I risultati dell’esame serviranno a chiarire meglio dinamica e responsabilità del massacro. Un omicidio brutale, su cui continuano le polemiche per la scarcerazione di uno dei due fermati, Mario Castagnacci, avvenuta poche ore prima della notte del delitto.

Il consigliere laico del Csm Pierantonio Zanettin ha infatti chiesto l’apertura di una pratica sul giudice del tribunale di Roma che venerdì mattina ha disposto la liberazione del ragazzo, nonostante fosse stato fermato il giorno prima perché in possesso di numerose dosi di droga in un appartamento al Pigneto e fosse recidivo.

Proprio la notte tra venerdì e sabato, Castagnacci, insieme al fratellastro Paolo Palmisani – anche lui in carcere con l’accusa di omicidio volontario aggravato dai futili motivi – avrebbe pestato Emanuele con la complicità di altre persone, compreso il papà di Castagnacci, al momento indagate per rissa.

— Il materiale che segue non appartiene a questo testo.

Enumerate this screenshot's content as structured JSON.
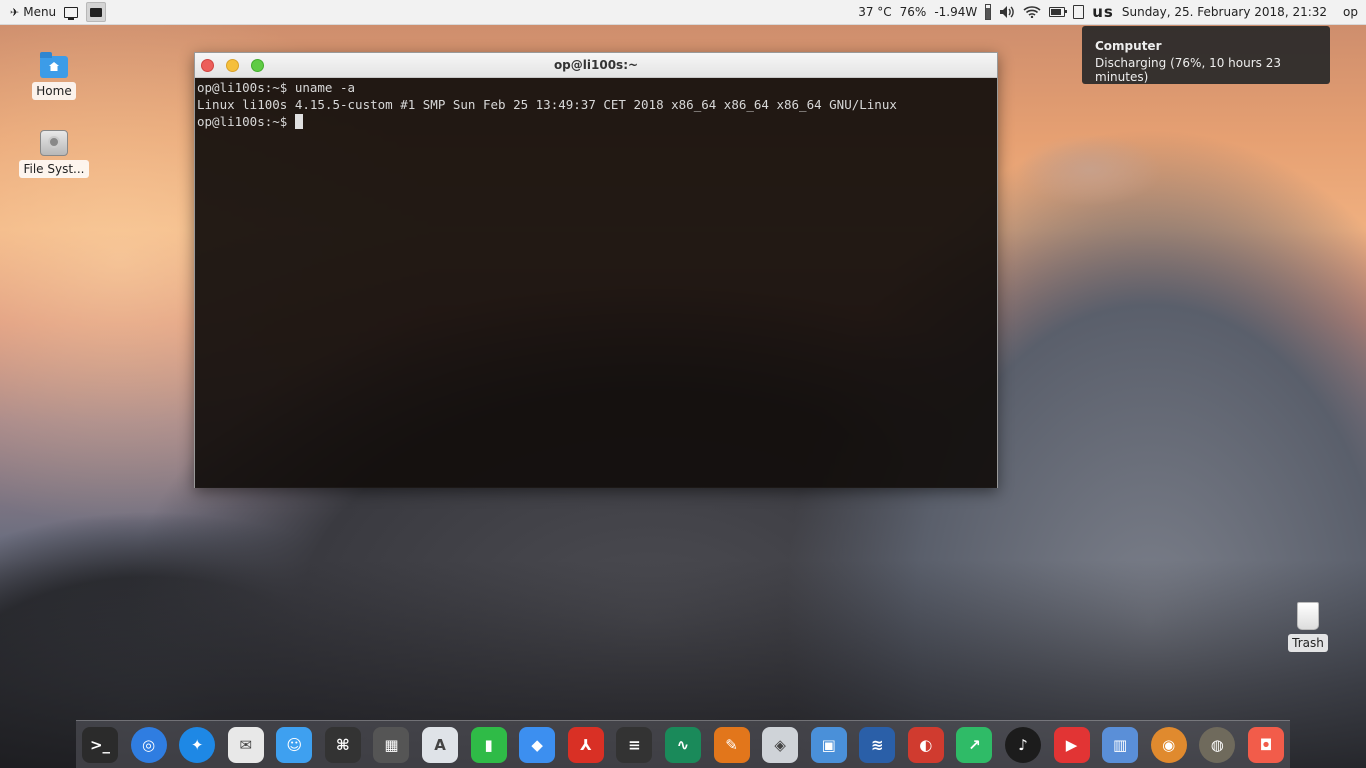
{
  "panel": {
    "menu_label": "Menu",
    "temperature": "37 °C",
    "battery_percent": "76%",
    "power_draw": "-1.94W",
    "battery_level": 0.76,
    "keyboard_layout": "us",
    "datetime": "Sunday, 25. February 2018, 21:32",
    "user": "op"
  },
  "tooltip": {
    "title": "Computer",
    "text": "Discharging (76%, 10 hours 23 minutes)"
  },
  "desktop": {
    "home_label": "Home",
    "filesystem_label": "File Syst...",
    "trash_label": "Trash"
  },
  "terminal": {
    "title": "op@li100s:~",
    "line1": "op@li100s:~$ uname -a",
    "line2": "Linux li100s 4.15.5-custom #1 SMP Sun Feb 25 13:49:37 CET 2018 x86_64 x86_64 x86_64 GNU/Linux",
    "prompt": "op@li100s:~$ "
  },
  "dock": {
    "apps": [
      {
        "name": "terminal-app-icon",
        "glyph": ">_",
        "bg": "#2b2b2b"
      },
      {
        "name": "chromium-app-icon",
        "glyph": "◎",
        "bg": "#2f7de1"
      },
      {
        "name": "safari-app-icon",
        "glyph": "✦",
        "bg": "#1e88e5"
      },
      {
        "name": "mail-app-icon",
        "glyph": "✉",
        "bg": "#e8e8e8"
      },
      {
        "name": "finder-app-icon",
        "glyph": "☺",
        "bg": "#3ea0f0"
      },
      {
        "name": "command-app-icon",
        "glyph": "⌘",
        "bg": "#333333"
      },
      {
        "name": "calculator-app-icon",
        "glyph": "▦",
        "bg": "#555555"
      },
      {
        "name": "arch-app-icon",
        "glyph": "A",
        "bg": "#dfe3e8"
      },
      {
        "name": "numbers-app-icon",
        "glyph": "▮",
        "bg": "#2fbb47"
      },
      {
        "name": "tag-app-icon",
        "glyph": "◆",
        "bg": "#3c8ff0"
      },
      {
        "name": "pdf-app-icon",
        "glyph": "⅄",
        "bg": "#d93025"
      },
      {
        "name": "document-app-icon",
        "glyph": "≡",
        "bg": "#333333"
      },
      {
        "name": "monitor-app-icon",
        "glyph": "∿",
        "bg": "#1a8a5a"
      },
      {
        "name": "gimp-app-icon",
        "glyph": "✎",
        "bg": "#e2761b"
      },
      {
        "name": "inkscape-app-icon",
        "glyph": "◈",
        "bg": "#cfd3d8"
      },
      {
        "name": "photos-app-icon",
        "glyph": "▣",
        "bg": "#4a90d9"
      },
      {
        "name": "network-app-icon",
        "glyph": "≋",
        "bg": "#2a5fa8"
      },
      {
        "name": "office-app-icon",
        "glyph": "◐",
        "bg": "#d03b2f"
      },
      {
        "name": "sheets-app-icon",
        "glyph": "↗",
        "bg": "#2fbb67"
      },
      {
        "name": "music-app-icon",
        "glyph": "♪",
        "bg": "#1c1c1c"
      },
      {
        "name": "video-app-icon",
        "glyph": "▶",
        "bg": "#e23434"
      },
      {
        "name": "audio-app-icon",
        "glyph": "▥",
        "bg": "#5a8fd8"
      },
      {
        "name": "disc-app-icon",
        "glyph": "◉",
        "bg": "#e08a2e"
      },
      {
        "name": "finder-moon-app-icon",
        "glyph": "◍",
        "bg": "#6f6a5c"
      },
      {
        "name": "screenshot-app-icon",
        "glyph": "◘",
        "bg": "#f25c4a"
      }
    ]
  }
}
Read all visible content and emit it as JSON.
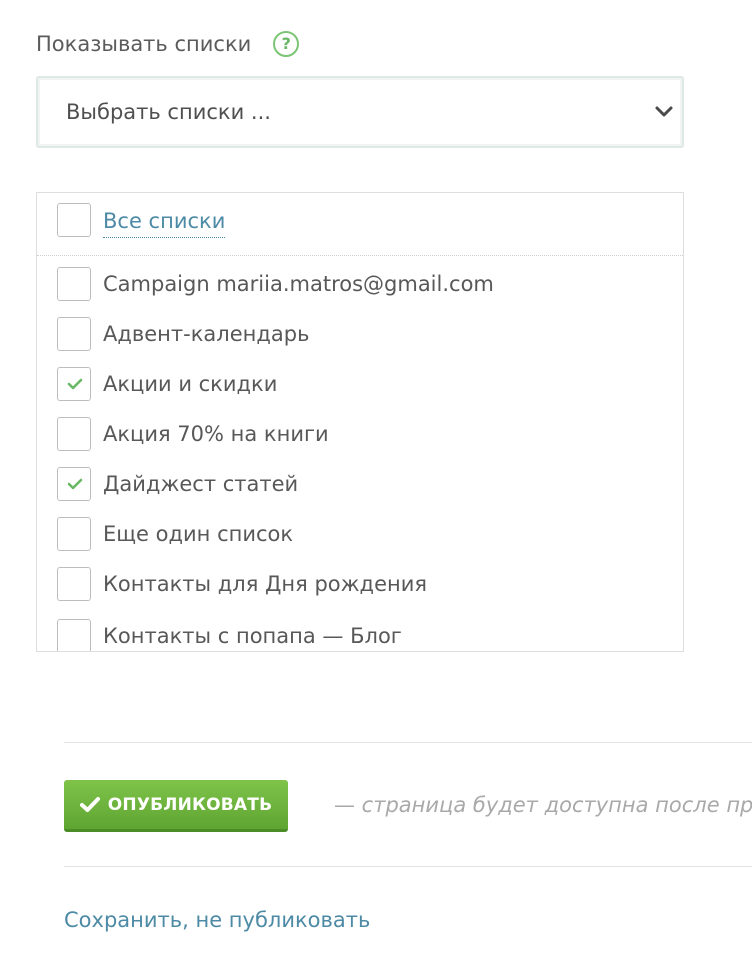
{
  "field": {
    "label": "Показывать списки",
    "help_icon": "?"
  },
  "select": {
    "value": "Выбрать списки ..."
  },
  "list": {
    "all_label": "Все списки",
    "all_checked": false,
    "items": [
      {
        "label": "Campaign mariia.matros@gmail.com",
        "checked": false
      },
      {
        "label": "Адвент-календарь",
        "checked": false
      },
      {
        "label": "Акции и скидки",
        "checked": true
      },
      {
        "label": "Акция 70% на книги",
        "checked": false
      },
      {
        "label": "Дайджест статей",
        "checked": true
      },
      {
        "label": "Еще один список",
        "checked": false
      },
      {
        "label": "Контакты для Дня рождения",
        "checked": false
      },
      {
        "label": "Контакты с попапа — Блог",
        "checked": false
      }
    ]
  },
  "actions": {
    "publish_label": "ОПУБЛИКОВАТЬ",
    "publish_note": "— страница будет доступна после пр",
    "save_label": "Сохранить, не публиковать"
  },
  "colors": {
    "accent_green": "#6ab866",
    "link_blue": "#4d8aa6"
  }
}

E sul comportamento del giudice del Tribunale di Roma vuole vederci chiaro anche il ministero della Giustizia.

Il ministro Orlando ha detto di aver “predisposto accertamenti per verificare se ci sono i presupposti per l’invio degli ispettori, come si fa sempre quando c’è un elemento di presunta abnormità”.

Occorre, ha detto il guardasigilli, “valutare se ci sono state delle enormità nella valutazione del caso da parte del giudice”. Ispezione che viene sollecitata anche dalla Lega, che invita la maggioranza a “cambiare la normativa”, mentre anche il vicepresidente del Senato Maurizio Gasparri chiede una verifica sulla correttezza delle procedure.

Intanto ad Alatri la tensione è ancora alta. Ieri il comandante della polizia locale ha emesso un’ordinanza con cui si rende il centro storico completamente pedonale dal venerdì alla domenica, a partire proprio da oggi. La decisione è stata presa in seguito al “notevole afflusso di cittadini, anche non residenti” che nel weekend “accede nel centro storico” per “frequentarne i locali pubblici”. Un fenomeno – si legge nell’ordinanza – fonte, spesso, di disordini e di nocumento alla normale circolazione stradale”.